Environmental Anthropology: Nature-Culture, Conservation, and Borderlands
Nature-Culture Dichotomy
- Nature vs. culture: clear distinctions; nature found in wildlife, national parks, and areas outside human modification; mythology frames nature-culture as separate.
- Nature in conservation spaces vs. outside: parks symbolize the natural world; elsewhere is perceived as less natural.
- Nature-culture dichotomy in dialogue: used to discuss how humans relate to the non-human world.
Cattle Complex and Environmental Anthropology
- Interest in why cultures formAttachment to cattle; cattle as labor source and provider of resources.
- Behavioral rationality: in famine or constraints, preserving cattle makes practical sense due to labor and resource returns.
- Early environmental anthropology sought to explain cultural practices through ecological labor and resource cycles.
- Julian Steward: influential in shaping ideas about labor and community as outcomes of environmental spaces.
- Roy Rappaport: contributed to cultural ecology and ecological approaches in anthropology.

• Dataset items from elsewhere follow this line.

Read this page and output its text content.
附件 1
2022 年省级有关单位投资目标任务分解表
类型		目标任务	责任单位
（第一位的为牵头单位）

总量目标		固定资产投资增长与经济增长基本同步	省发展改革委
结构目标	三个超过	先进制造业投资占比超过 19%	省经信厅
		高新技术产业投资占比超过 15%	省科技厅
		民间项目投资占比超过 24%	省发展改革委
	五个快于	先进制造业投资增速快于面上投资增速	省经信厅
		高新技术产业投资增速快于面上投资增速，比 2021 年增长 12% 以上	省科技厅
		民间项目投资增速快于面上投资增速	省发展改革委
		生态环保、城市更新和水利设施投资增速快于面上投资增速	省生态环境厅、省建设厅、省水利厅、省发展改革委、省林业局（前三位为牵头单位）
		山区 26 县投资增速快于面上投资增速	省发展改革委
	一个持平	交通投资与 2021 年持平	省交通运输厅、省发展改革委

- Focus: long-term fieldwork, integration of inputs/outputs, attempt to keep anthropology as a science while studying culture.
Cultural Ecology and Critiques
- Cultural ecology and related approaches emerged, prompting debates.
- Critique: risk of treating societies as closed systems or bounded communities; political dynamics often omitted.
- Early ethnographers emphasized bounded communities, potentially overlooking broader political contexts.
Sambhaga, Taiko, and Ecological Cycles
- Sambhaga in New Guinea: ritual practices (taiko) linked to multi-year cycles and war/conflict.
- View: pigs can be ecologically beneficial (garbage disposal, agricultural support), but ritualized meanings can be contested by cultural ecologists.
- Discussion point: ritual practices may function as maintenance cycles rather than purely symbolic acts.
Political Ecology and Critiques
- Critiques push back on removing politics from environmental analysis.
- Emphasis on entanglement: humans, environment, and political power are interlinked rather than separate.
- Early work sometimes treated nature as a neutral backdrop to culture.
Conservation, Wilderness, and Indigenous Displacement
- National parks and “untrammeled” wilderness concepts often exclude human habitation.
- Indigenous communities displaced to create preservations (e.g., certain park histories).
- Modern debates acknowledge ongoing indigenous land use and mobility within conservation spaces.
- Export of the park model internationally and its political implications.
Borderlands, Conservation, and Militarization
- Case study focus: Sonoran Desert, conservation workers, and border security intersect.
- History of fencing, barriers, and militarized border control; ecological and human costs escalate with policy shifts.
- Migrants, climate refugees, and resource scarcity (water) intensify humanitarian concerns.
- Conservation workers sometimes operate in roles overlapping with border enforcement; complexities of on-the-ground practices.
Environmental Degradation, Responsibility, and Policy Implications
- Debate over who causes environmental degradation: migrants vs. policy-driven border enforcement and military activity.
- Need to assess on-the-ground practices and unintended environmental costs of security measures.
- Calls for inclusive asylum policies, climate-informed planning, and humane responses to migration pressures.
Grassroots to Institutional Change and Case Example
- Anthropologists can translate grassroots strategies into institutional action.
- Trees as a cash crop example: economic incentives can reduce deforestation when communities are compensated and involved in decision-making.
- Measurable impact: significant tree planting when local landholders are engaged and financially supported.
- Broader implication: integrate community livelihoods with environmental management to achieve sustainable outcomes.
Final Takeaways for Practice
- Entanglement: environment, politics, and people are interconnected in conservation and border contexts.
- Critique of “pure” nature without human influence; acknowledge power dynamics and policy contexts.
- Policy-relevant anthropology: advocate for inclusive, humane, and climate-responsive approaches in conservation and migration management.
- Role of anthropologists: bridge grassroots knowledge and institutional frameworks to improve environmental and human outcomes.